But here’s the thing. Just because something was a good idea and worked once doesn’t mean you can take the same idea and do it again in the opposite direction and have the same effect. Lightning might strike twice, but keep in mind that lightning striking is a very rare occurrence, and striking twice even more so. Sometimes, you’re just going to be standing in the rain with numb hands and a ruined kite.

With that, let’s talk about White IPAs. I’m not a fan of White Ales in general. The particular mix of that yeasty-wheatiness and coriander hits my stomach, which promptly responds with something I like the call the ‘Waiter, send it back!’ response. Tastewise, I guess there’s nothing wrong with a White Ale, and to date, the only one I’ve had that I was really able to enjoy was the Samuel Adams White Ale. But that’s because it was mild, skimped on the coriander, and didn’t try too hard. But combining a White Ale with the hop signature of an IPA sounds like a terrible idea, and in my opinion, really is a terrible idea.

Taking a White Ale into the kind of alpha acid percentage that defines an IPA seems unnecessary. More to the point, it’s counterintuitive. Piney hop flavors will only serve to sour a White Ale’s natural sweet-tart sort of nature, citrus hops can enhance the flavors to a degree. The only way I can see it working is if you used very citrusy hops to give it a lemon-grapefruit flavor, which would eliminate the need for people to drop in slices of fruit to make a beer palatable. I’m looking at you, Blue Moon!

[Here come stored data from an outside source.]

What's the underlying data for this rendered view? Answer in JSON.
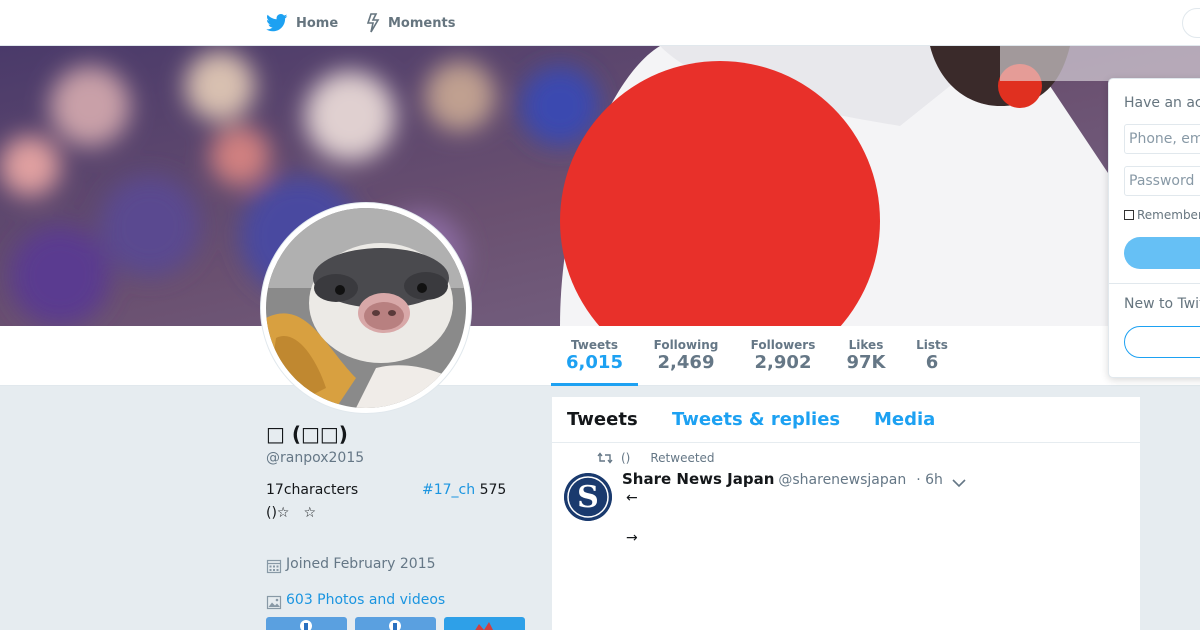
{
  "nav": {
    "home_label": "Home",
    "moments_label": "Moments"
  },
  "profile_nav": {
    "stats": [
      {
        "label": "Tweets",
        "value": "6,015"
      },
      {
        "label": "Following",
        "value": "2,469"
      },
      {
        "label": "Followers",
        "value": "2,902"
      },
      {
        "label": "Likes",
        "value": "97K"
      },
      {
        "label": "Lists",
        "value": "6"
      }
    ]
  },
  "login": {
    "have_account": "Have an ac",
    "phone_placeholder": "Phone, em",
    "password_placeholder": "Password",
    "remember": "Remember",
    "new_to": "New to Twit"
  },
  "profile": {
    "name": "□ (□□)",
    "handle": "@ranpox2015",
    "bio_line1": "17characters",
    "bio_hashtag": "#17_ch",
    "bio_count": " 575",
    "bio_line2": "()☆　☆",
    "joined": "Joined February 2015",
    "photos": "603 Photos and videos"
  },
  "timeline": {
    "tabs": [
      "Tweets",
      "Tweets & replies",
      "Media"
    ],
    "retweet_paren": "()",
    "retweet_label": "Retweeted",
    "tweet": {
      "fullname": "Share News Japan",
      "username": "@sharenewsjapan",
      "time": "· 6h",
      "line1": "←",
      "line2": "→"
    }
  },
  "colors": {
    "accent": "#1da1f2",
    "link": "#1b95e0",
    "background": "#e6ecf0"
  }
}
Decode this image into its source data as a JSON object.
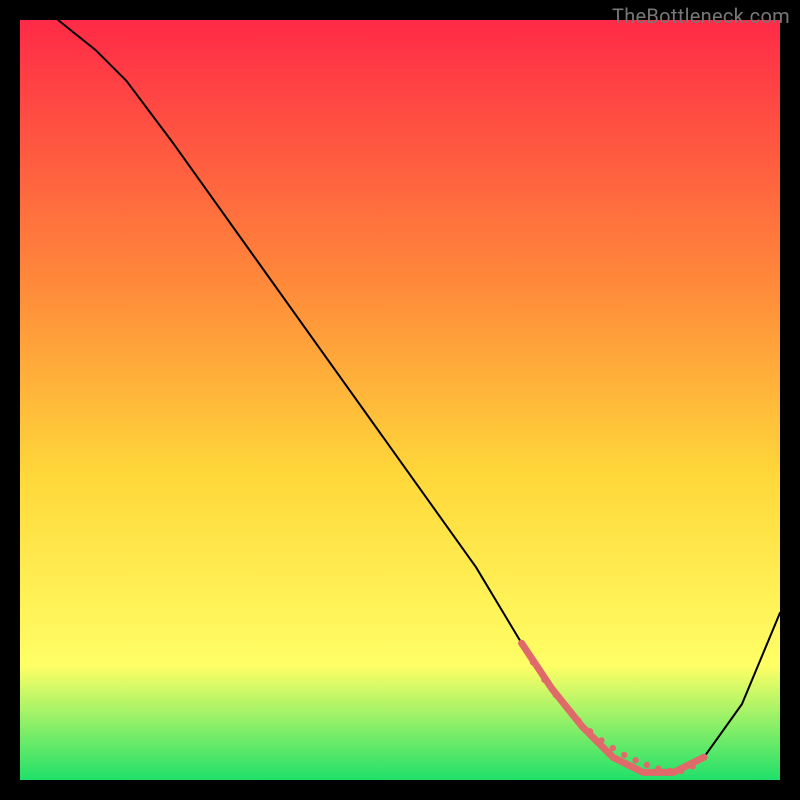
{
  "watermark": "TheBottleneck.com",
  "chart_data": {
    "type": "line",
    "title": "",
    "xlabel": "",
    "ylabel": "",
    "xlim": [
      0,
      100
    ],
    "ylim": [
      0,
      100
    ],
    "grid": false,
    "legend": false,
    "gradient_colors": {
      "top": "#ff2a47",
      "mid_upper": "#ff8a3a",
      "mid": "#ffd83a",
      "mid_lower": "#ffff66",
      "bottom": "#1fe06a"
    },
    "series": [
      {
        "name": "bottleneck-curve",
        "color": "#000000",
        "stroke_width": 2,
        "x": [
          5,
          10,
          14,
          20,
          30,
          40,
          50,
          60,
          66,
          70,
          74,
          78,
          82,
          86,
          90,
          95,
          100
        ],
        "y": [
          100,
          96,
          92,
          84,
          70,
          56,
          42,
          28,
          18,
          12,
          7,
          3,
          1,
          1,
          3,
          10,
          22
        ]
      },
      {
        "name": "highlight-segment",
        "color": "#e06a6a",
        "stroke_width": 7,
        "x": [
          66,
          70,
          74,
          78,
          82,
          86,
          90
        ],
        "y": [
          18,
          12,
          7,
          3,
          1,
          1,
          3
        ]
      }
    ],
    "highlight_dots": {
      "color": "#e06a6a",
      "radius": 3.2,
      "x": [
        66,
        67.5,
        69,
        70.5,
        72,
        73.5,
        75,
        76.5,
        78,
        79.5,
        81,
        82.5,
        84,
        85.5,
        87,
        88.5,
        90
      ],
      "y": [
        18,
        15.5,
        13.2,
        11.2,
        9.4,
        7.8,
        6.4,
        5.2,
        4.2,
        3.3,
        2.6,
        2.0,
        1.5,
        1.2,
        1.2,
        1.8,
        3.0
      ]
    }
  }
}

Floral hops would seem to be a more natural mix for this kind of beer, and giving a white ale the kind of hop signature of the infamous Flower Power could create a uniquely pleasurable flavor that might even turn White Ale detractors, like myself, around.

 

And let’s face it, White Ales are not big sellers. Aside from Blue Moon, and sometimes Hoegaarden, I’ve rarely seen a White Ale fly off the shelf with any kind of real momentum. Even the aforementioned Samuel Adams White Ale suffered from very cool sales until it was replaced by the significantly more popular Noble Pils as the Spring Seasonal a couple of years ago.

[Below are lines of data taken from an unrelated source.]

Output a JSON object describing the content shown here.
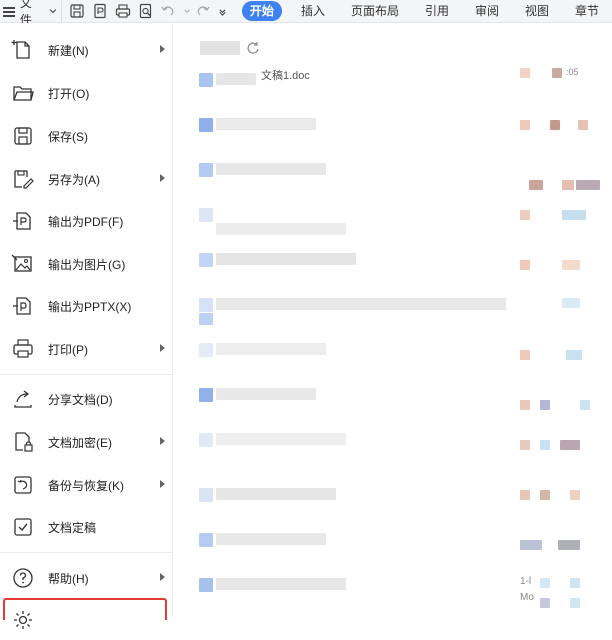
{
  "toolbar": {
    "file_label": "文件",
    "quick_access": [
      {
        "icon": "save-icon"
      },
      {
        "icon": "export-pdf-icon"
      },
      {
        "icon": "print-icon"
      },
      {
        "icon": "print-preview-icon"
      },
      {
        "icon": "undo-icon"
      },
      {
        "icon": "redo-icon"
      },
      {
        "icon": "customize-dropdown-icon"
      }
    ],
    "tabs": [
      "开始",
      "插入",
      "页面布局",
      "引用",
      "审阅",
      "视图",
      "章节"
    ],
    "active_tab": "开始",
    "accent_color": "#3d82f0"
  },
  "menu": {
    "items": [
      {
        "label": "新建(N)",
        "icon": "new-document-icon",
        "submenu": true
      },
      {
        "label": "打开(O)",
        "icon": "folder-open-icon",
        "submenu": false
      },
      {
        "label": "保存(S)",
        "icon": "save-icon",
        "submenu": false
      },
      {
        "label": "另存为(A)",
        "icon": "save-as-icon",
        "submenu": true
      },
      {
        "label": "输出为PDF(F)",
        "icon": "export-pdf-icon",
        "submenu": false
      },
      {
        "label": "输出为图片(G)",
        "icon": "export-image-icon",
        "submenu": false
      },
      {
        "label": "输出为PPTX(X)",
        "icon": "export-pptx-icon",
        "submenu": false
      },
      {
        "label": "打印(P)",
        "icon": "print-icon",
        "submenu": true
      },
      {
        "label": "分享文档(D)",
        "icon": "share-icon",
        "submenu": false
      },
      {
        "label": "文档加密(E)",
        "icon": "encrypt-document-icon",
        "submenu": true
      },
      {
        "label": "备份与恢复(K)",
        "icon": "backup-restore-icon",
        "submenu": true
      },
      {
        "label": "文档定稿",
        "icon": "finalize-document-icon",
        "submenu": false
      },
      {
        "label": "帮助(H)",
        "icon": "help-icon",
        "submenu": true
      }
    ],
    "highlight_color": "#e53935"
  },
  "recent": {
    "visible_file_name": "文稿1.doc",
    "visible_time_fragment": ":05",
    "partial_texts": [
      "1-l",
      "Mo"
    ]
  }
}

You might notice by now that I haven’t actually reviewed anything. That’s because I have to be perfectly honest here and say I haven’t tasted a single White IPA that I liked.

Not one.

And yet, there’s a few out there, some from legitimately good breweries that should know better. But then again, this is all opinion. Maybe you love white ales and wish they had more hops in them. Maybe this is your holy grail of beer flavor and you’re reading this with half a mind to write an angry letter. Maybe you’ve already thrown this paper away without reading the entire article. First of all, don’t be wasteful, recycle this paper properly. Secondly, and I don’t want to come off sounding flippant, but what the hell?

BeerAdvocate scores some of these brews into the mid-eighties out of 100. So don’t take my opinion as gospel, I guess, but I just honestly did not enjoy any of the White IPA’s I’ve tried. I guess what we can take away from this is that beer nerds who like white ales will actually enjoy this brew, but if you’re not a fan of White Ales, just do like I will and hide in a basement with a keg and canned food until the whole terrible trend rolls past us like an eighteen wheeler on a rickety old country bridge, ignoring the noise with our fingers in our ears while sipping on bland amber ales until the sun rises again.